Santander is a department located in northeastern Colombia, known for its diverse geography, history, and culture. One of the most significant aspects of Santander’s identity is its religious practices, which have influenced the local cuisine and traditional festivals.
The primary religions practiced in Santander are Catholicism and Protestantism, with smaller communities of Evangelicals and Jehovah’s Witnesses. The Catholic faith has a dominant presence in the region, with more than 90% of the population identifying as Catholics.
One of the most notable impacts of Catholicism on Santander’s cuisine is the tradition of meatless Fridays during Lent. Many dishes in the region, such as mute santandereano, rely heavily on meat, but during Lent, seafood becomes a popular substitute. Fish, shrimp, and other seafood are often incorporated into traditional recipes, such as the famous stew known as mute santandereano de bacalao.
Additionally, Catholic celebrations such as Holy Week and the Feast of Corpus Christi influence the region’s food culture. During Holy Week, many people abstain from meat and instead consume fish, eggs, and dairy products. The Feast of Corpus Christi, which takes place in June, is celebrated with traditional dishes such as arepa de huevo, a fried corn patty stuffed with boiled egg and pork.
Protestantism has also influenced Santander’s cuisine in unique ways. Many Protestant denominations discourage the consumption of alcohol, which has led to the rise of non-alcoholic beverages such as borojó juice and arrechón, a sweet drink made from panela and ginger.
Religious festivals are another important aspect of Santander’s cultural landscape, with events occurring throughout the year. The celebration of the Feast of Our Lady of Carmen, the patron saint of Girón, is a significant event in the region. During this festival, traditional food such as empanadas, buñuelos, and chicha are served, and music and dancing are central elements of the festivities.
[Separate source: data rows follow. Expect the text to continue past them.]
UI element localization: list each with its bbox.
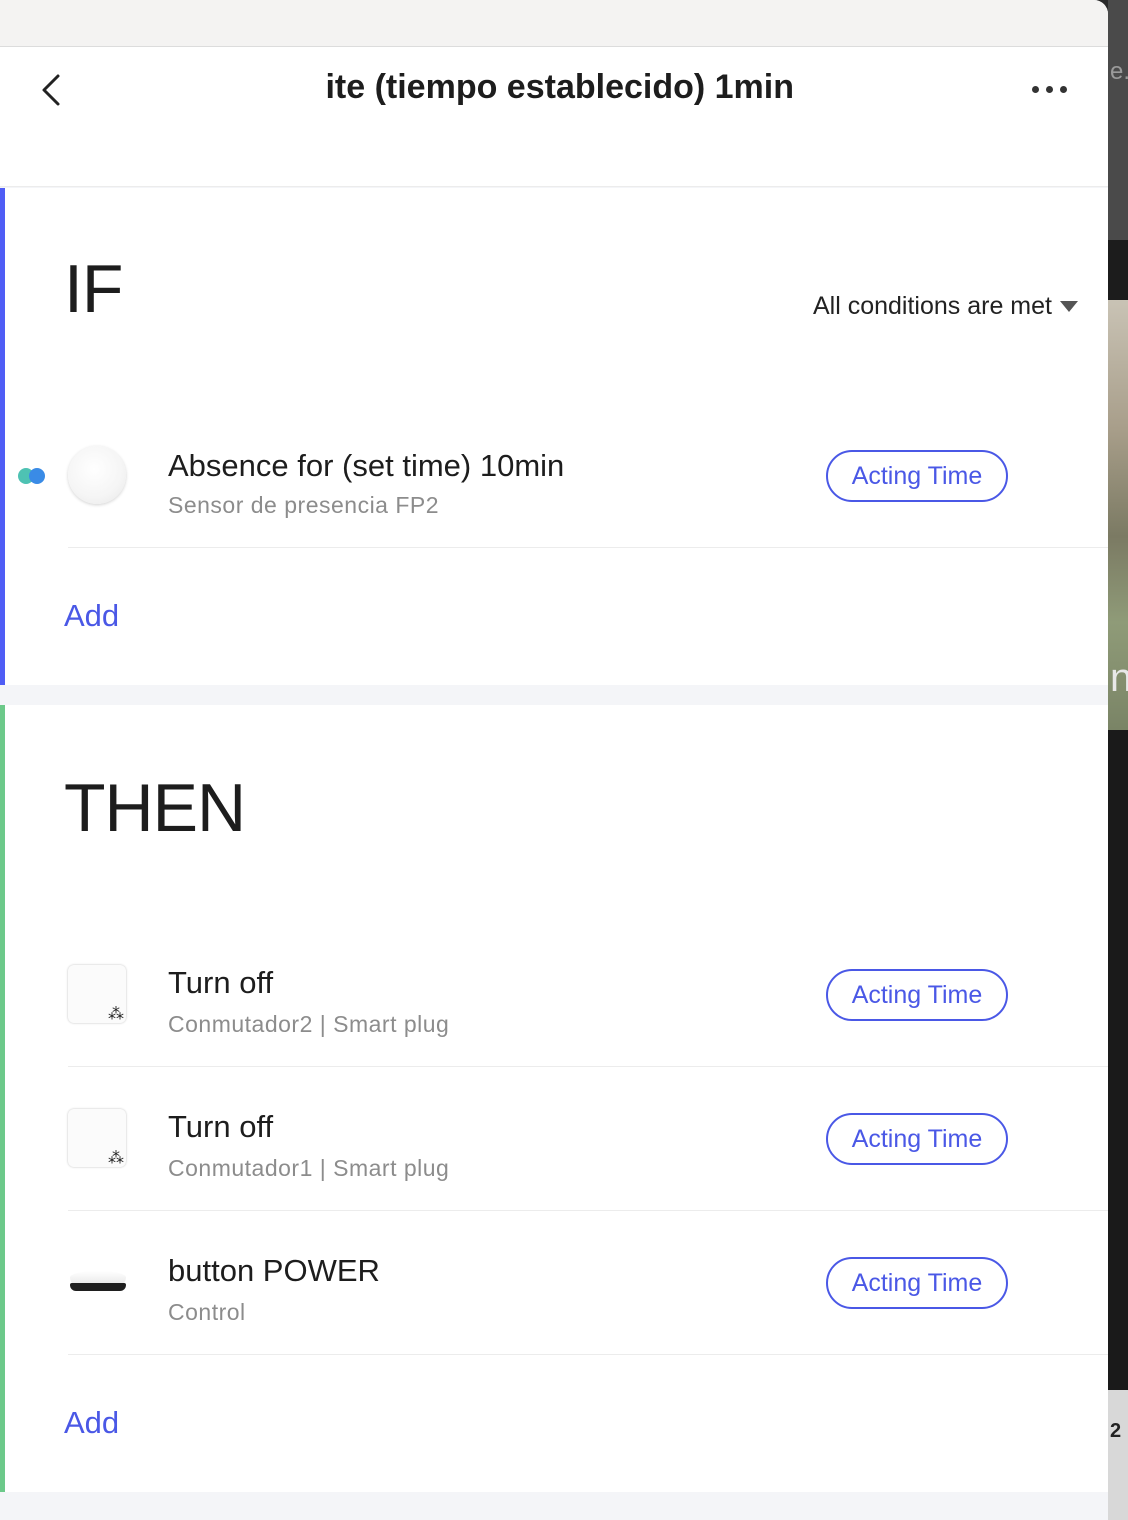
acting-time-button[interactable]: Acting Time [826, 1113, 1008, 1165]
background-window: e. n 2 [1108, 0, 1128, 1520]
action-device: Conmutador2 | Smart plug [168, 1011, 450, 1037]
add-action-link[interactable]: Add [64, 1405, 119, 1441]
condition-device: Sensor de presencia FP2 [168, 492, 440, 518]
more-options-button[interactable] [1024, 74, 1074, 104]
back-button[interactable] [30, 68, 74, 112]
action-device: Control [168, 1299, 246, 1325]
action-name: button POWER [168, 1253, 380, 1288]
smart-plug-icon: ⁂ [68, 965, 128, 1025]
condition-action: Absence for (set time) 10min [168, 448, 565, 483]
background-text: 2 [1110, 1420, 1122, 1442]
condition-mode-select[interactable]: All conditions are met [813, 292, 1078, 321]
condition-mode-label: All conditions are met [812, 292, 1052, 320]
if-accent-bar [0, 188, 5, 685]
ellipsis-icon [1031, 85, 1039, 93]
acting-time-button[interactable]: Acting Time [826, 969, 1008, 1021]
action-name: Turn off [168, 965, 274, 1000]
device-link-indicator-icon [18, 468, 48, 484]
add-condition-link[interactable]: Add [64, 598, 119, 634]
page-title: ite (tiempo establecido) 1min [325, 68, 794, 106]
window-titlebar[interactable] [0, 0, 1108, 47]
then-accent-bar [0, 705, 5, 1492]
if-title: IF [64, 251, 123, 327]
acting-time-button[interactable]: Acting Time [826, 1257, 1008, 1309]
bottom-spacer [0, 1492, 1108, 1520]
then-section: THEN ⁂ Turn off Conmutador2 | Smart plug… [0, 705, 1108, 1492]
presence-sensor-icon [68, 446, 128, 506]
automation-window: ite (tiempo establecido) 1min IF All con… [0, 0, 1108, 1520]
caret-down-icon [1060, 301, 1078, 312]
page-title-container: ite (tiempo establecido) 1min [312, 64, 794, 114]
ir-remote-hub-icon [68, 1253, 128, 1313]
action-row[interactable]: ⁂ Turn off Conmutador1 | Smart plug Acti… [68, 1067, 1108, 1211]
condition-row[interactable]: Absence for (set time) 10min Sensor de p… [68, 404, 1108, 548]
acting-time-button[interactable]: Acting Time [826, 450, 1008, 502]
chevron-left-icon [42, 74, 60, 106]
action-name: Turn off [168, 1109, 274, 1144]
action-row[interactable]: ⁂ Turn off Conmutador2 | Smart plug Acti… [68, 923, 1108, 1067]
action-row[interactable]: button POWER Control Acting Time [68, 1211, 1108, 1355]
background-text: n [1110, 656, 1128, 700]
then-title: THEN [64, 770, 246, 846]
action-device: Conmutador1 | Smart plug [168, 1155, 450, 1181]
page-header: ite (tiempo establecido) 1min [0, 47, 1108, 187]
smart-plug-icon: ⁂ [68, 1109, 128, 1169]
if-section: IF All conditions are met Absence for (s… [0, 188, 1108, 685]
background-text: e. [1110, 58, 1128, 85]
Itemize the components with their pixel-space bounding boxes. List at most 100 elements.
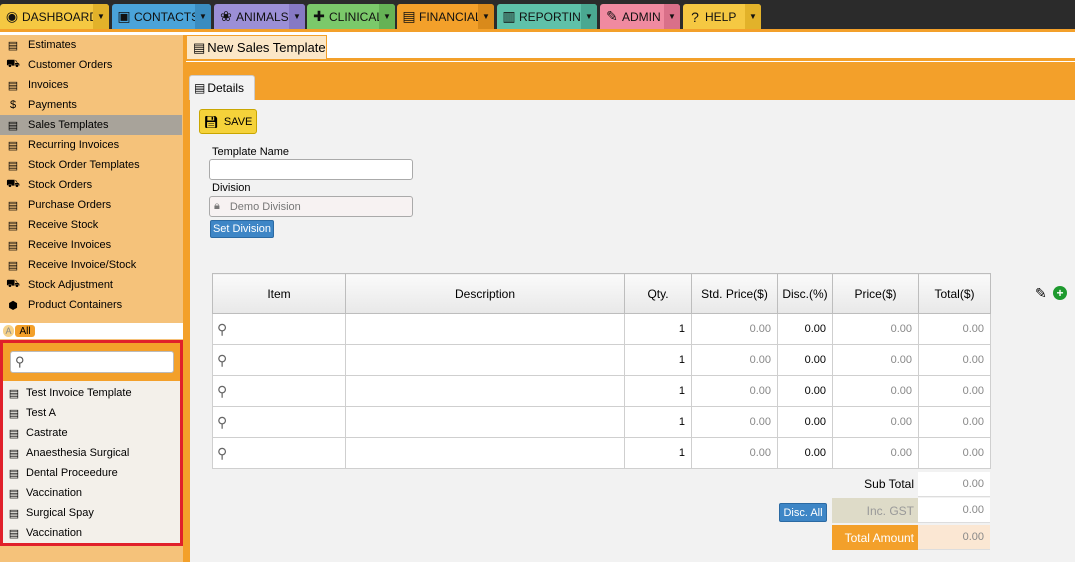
- page-tab-new-sales-template[interactable]: ▤ New Sales Template: [186, 35, 327, 59]
- chevron-down-icon[interactable]: ▼: [289, 4, 305, 29]
- column-header-disc[interactable]: Disc.(%): [777, 273, 833, 314]
- description-cell[interactable]: [345, 375, 625, 407]
- pencil-icon[interactable]: ✎: [1035, 285, 1047, 302]
- column-header-qty[interactable]: Qty.: [624, 273, 692, 314]
- save-button-label: SAVE: [223, 115, 253, 128]
- qty-cell[interactable]: 1: [624, 406, 692, 438]
- sidebar-item-purchase-orders[interactable]: ▤ Purchase Orders: [0, 195, 182, 215]
- price-cell: 0.00: [832, 437, 919, 469]
- sidebar-item-product-containers[interactable]: ⬢ Product Containers: [0, 295, 182, 315]
- nav-tab-reporting[interactable]: ▥ REPORTING ▼: [497, 4, 597, 29]
- template-list-item[interactable]: ▤ Surgical Spay: [3, 503, 180, 523]
- qty-cell[interactable]: 1: [624, 437, 692, 469]
- qty-cell[interactable]: 1: [624, 344, 692, 376]
- template-search-input[interactable]: ⚲: [10, 351, 174, 373]
- disc-cell[interactable]: 0.00: [777, 406, 833, 438]
- template-list-item[interactable]: ▤ Test A: [3, 403, 180, 423]
- sidebar-item-receive-stock[interactable]: ▤ Receive Stock: [0, 215, 182, 235]
- template-list-item[interactable]: ▤ Vaccination: [3, 523, 180, 543]
- nav-tab-contacts[interactable]: ▣ CONTACTS ▼: [112, 4, 211, 29]
- sidebar-item-invoices[interactable]: ▤ Invoices: [0, 75, 182, 95]
- description-cell[interactable]: [345, 344, 625, 376]
- sidebar-item-recurring-invoices[interactable]: ▤ Recurring Invoices: [0, 135, 182, 155]
- sales-template-icon: ▤: [8, 447, 20, 460]
- chevron-down-icon[interactable]: ▼: [664, 4, 680, 29]
- set-division-button[interactable]: Set Division: [210, 220, 274, 238]
- column-header-description[interactable]: Description: [345, 273, 625, 314]
- sidebar-item-stock-orders[interactable]: ⛟ Stock Orders: [0, 175, 182, 195]
- chevron-down-icon[interactable]: ▼: [379, 4, 395, 29]
- nav-tab-financial[interactable]: ▤ FINANCIAL ▼: [397, 4, 494, 29]
- sidebar-item-payments[interactable]: $ Payments: [0, 95, 182, 115]
- stock-order-template-icon: ▤: [7, 159, 19, 172]
- template-list-item[interactable]: ▤ Anaesthesia Surgical: [3, 443, 180, 463]
- total-cell: 0.00: [918, 344, 991, 376]
- total-cell: 0.00: [918, 437, 991, 469]
- item-cell[interactable]: ⚲: [212, 437, 346, 469]
- item-cell[interactable]: ⚲: [212, 344, 346, 376]
- nav-tab-animals[interactable]: ❀ ANIMALS ▼: [214, 4, 305, 29]
- nav-tab-clinical[interactable]: ✚ CLINICAL ▼: [307, 4, 395, 29]
- save-button[interactable]: 💾︎ SAVE: [199, 109, 257, 134]
- column-header-total[interactable]: Total($): [918, 273, 991, 314]
- search-icon[interactable]: ⚲: [217, 321, 227, 337]
- nav-tab-dashboard[interactable]: ◉ DASHBOARD ▼: [0, 4, 109, 29]
- column-header-item[interactable]: Item: [212, 273, 346, 314]
- template-filter-bar: A All: [0, 323, 183, 339]
- template-label: Dental Proceedure: [26, 467, 118, 479]
- price-cell: 0.00: [832, 344, 919, 376]
- receive-stock-icon: ▤: [7, 219, 19, 232]
- filter-all[interactable]: All: [15, 325, 35, 337]
- chevron-down-icon[interactable]: ▼: [478, 4, 494, 29]
- sidebar-item-receive-invoice-stock[interactable]: ▤ Receive Invoice/Stock: [0, 255, 182, 275]
- qty-cell[interactable]: 1: [624, 375, 692, 407]
- chevron-down-icon[interactable]: ▼: [93, 4, 109, 29]
- item-cell[interactable]: ⚲: [212, 375, 346, 407]
- sidebar-item-label: Payments: [28, 99, 77, 111]
- division-value: Demo Division: [229, 200, 301, 213]
- qty-cell[interactable]: 1: [624, 313, 692, 345]
- chevron-down-icon[interactable]: ▼: [581, 4, 597, 29]
- template-list-item[interactable]: ▤ Test Invoice Template: [3, 383, 180, 403]
- disc-cell[interactable]: 0.00: [777, 344, 833, 376]
- search-icon[interactable]: ⚲: [217, 414, 227, 430]
- sidebar-item-stock-adjustment[interactable]: ⛟ Stock Adjustment: [0, 275, 182, 295]
- column-header-std-price[interactable]: Std. Price($): [691, 273, 778, 314]
- item-cell[interactable]: ⚲: [212, 406, 346, 438]
- template-list-item[interactable]: ▤ Vaccination: [3, 483, 180, 503]
- purchase-order-icon: ▤: [7, 199, 19, 212]
- sidebar-item-stock-order-templates[interactable]: ▤ Stock Order Templates: [0, 155, 182, 175]
- template-name-input[interactable]: [209, 159, 413, 180]
- sales-template-list-panel: ⚲ ▤ Test Invoice Template ▤ Test A ▤ Castra…: [0, 340, 183, 546]
- description-cell[interactable]: [345, 313, 625, 345]
- column-header-price[interactable]: Price($): [832, 273, 919, 314]
- search-icon[interactable]: ⚲: [217, 352, 227, 368]
- add-row-icon[interactable]: +: [1053, 286, 1067, 300]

The San Juanito festival, held in the town of Socorro, is another important religious event. This festival celebrates the Nativity of St. John the Baptist and features traditional dances, music, and food such as sancocho de gallina, a hearty chicken soup.
In conclusion, the primary religions practiced in Santander have had a profound impact on the region’s cuisine and traditional festivals. Catholicism’s influence on meatless Fridays during Lent and Holy Week has led to a greater emphasis on seafood and dairy products, while Protestantism’s abstention from alcohol has given rise to unique non-alcoholic beverages. Religious festivals provide an opportunity for locals and visitors alike to experience Santander’s rich cultural heritage and indulge in traditional dishes that have been passed down through generations.